BACKGROUND: The group I intron, a ribozyme that catalyzes its own splicing reactions in the absence of proteins in vitro, is a potential target for rational engineering and attracted our interest due to its potential utility in gene repair using trans-splicing. However, the ribozyme activity of a group I intron appears to be facilitated by RNA chaperones in vivo; therefore, the efficiency of self-splicing could be dependent on the structure around the insert site or the length of the sequence to be inserted. To better understand how ribozyme activity could be modulated in cultured mammalian cells, a group I intron was inserted into a short hairpin RNA (shRNA), and silencing of a reporter gene by the shRNA was estimated to reflect self-splicing activity in vivo. In addition, we appended a theophylline-binding aptamer to the ribozyme to investigate any potential effects caused by a trans-effector. RESULTS: shRNA-expression vectors in which the loop region of the shRNA was interrupted by an intron were constructed to target firefly luciferase mRNA. There was no remarkable toxicity of the shRNA-expression vectors in Cos cells, and the decrease in luciferase activity was measured as an index of the ribozyme splicing activity. In contrast, the expression of the shRNA through intron splicing was completely abolished in 293T cells, although the silencing induced by the shRNA-expressing vector alone was no different from that in the Cos cells.
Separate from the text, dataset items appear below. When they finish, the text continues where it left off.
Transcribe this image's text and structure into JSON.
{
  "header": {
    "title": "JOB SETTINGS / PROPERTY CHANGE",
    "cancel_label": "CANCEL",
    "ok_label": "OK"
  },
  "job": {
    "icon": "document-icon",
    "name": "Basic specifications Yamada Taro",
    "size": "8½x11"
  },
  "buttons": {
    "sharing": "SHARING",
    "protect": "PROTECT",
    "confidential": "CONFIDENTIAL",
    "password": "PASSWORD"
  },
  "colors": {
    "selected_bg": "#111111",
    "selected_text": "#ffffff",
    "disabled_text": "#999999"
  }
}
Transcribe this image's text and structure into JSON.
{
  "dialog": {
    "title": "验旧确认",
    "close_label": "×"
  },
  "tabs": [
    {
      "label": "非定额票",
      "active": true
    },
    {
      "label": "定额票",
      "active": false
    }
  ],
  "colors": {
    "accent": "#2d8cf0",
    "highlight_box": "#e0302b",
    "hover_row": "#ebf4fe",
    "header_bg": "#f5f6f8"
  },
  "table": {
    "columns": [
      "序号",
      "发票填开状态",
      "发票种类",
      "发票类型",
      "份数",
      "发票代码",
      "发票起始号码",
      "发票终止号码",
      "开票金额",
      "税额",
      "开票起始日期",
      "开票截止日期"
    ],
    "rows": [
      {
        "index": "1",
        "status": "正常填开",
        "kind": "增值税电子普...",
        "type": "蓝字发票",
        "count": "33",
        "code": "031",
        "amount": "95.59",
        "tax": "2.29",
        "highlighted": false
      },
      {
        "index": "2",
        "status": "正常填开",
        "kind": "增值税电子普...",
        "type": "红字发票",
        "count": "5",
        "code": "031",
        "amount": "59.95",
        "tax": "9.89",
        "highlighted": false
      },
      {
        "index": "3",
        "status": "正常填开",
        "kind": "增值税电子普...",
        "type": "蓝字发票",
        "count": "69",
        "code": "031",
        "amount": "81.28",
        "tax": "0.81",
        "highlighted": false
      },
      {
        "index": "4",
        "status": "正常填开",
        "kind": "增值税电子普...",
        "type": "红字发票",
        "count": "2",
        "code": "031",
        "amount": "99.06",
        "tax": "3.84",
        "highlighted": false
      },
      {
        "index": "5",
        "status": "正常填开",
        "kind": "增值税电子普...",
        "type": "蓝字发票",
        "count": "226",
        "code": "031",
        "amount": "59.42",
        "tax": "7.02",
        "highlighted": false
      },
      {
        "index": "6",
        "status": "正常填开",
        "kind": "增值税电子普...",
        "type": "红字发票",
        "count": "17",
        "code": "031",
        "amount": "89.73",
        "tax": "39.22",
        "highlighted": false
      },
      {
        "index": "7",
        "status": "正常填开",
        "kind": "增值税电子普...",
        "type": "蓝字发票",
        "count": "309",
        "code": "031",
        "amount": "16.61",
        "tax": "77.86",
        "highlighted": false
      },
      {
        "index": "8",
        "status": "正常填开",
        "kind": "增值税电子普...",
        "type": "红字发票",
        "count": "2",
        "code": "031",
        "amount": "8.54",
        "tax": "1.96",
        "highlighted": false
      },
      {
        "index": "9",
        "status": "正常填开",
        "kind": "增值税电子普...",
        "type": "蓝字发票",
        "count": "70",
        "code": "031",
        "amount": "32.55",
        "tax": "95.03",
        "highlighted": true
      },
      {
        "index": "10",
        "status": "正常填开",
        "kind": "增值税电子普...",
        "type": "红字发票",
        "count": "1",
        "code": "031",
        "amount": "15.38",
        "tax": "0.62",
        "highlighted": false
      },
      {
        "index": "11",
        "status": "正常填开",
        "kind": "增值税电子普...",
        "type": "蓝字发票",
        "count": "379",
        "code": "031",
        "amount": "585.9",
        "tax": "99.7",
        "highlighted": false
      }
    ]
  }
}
The splicing efficiency of the aptamer-appended intron also had implications for the potential of trans-factors to differentially promote self-splicing among cultured mammalian cells. CONCLUSIONS: Silencing by shRNAs interrupted by a group I intron could be used to monitor self-splicing activity in cultured mammalian cells, and the efficiency of self-splicing appears to be affected by cell-type specific factors, demonstrating the potential effectiveness of a trans-effector.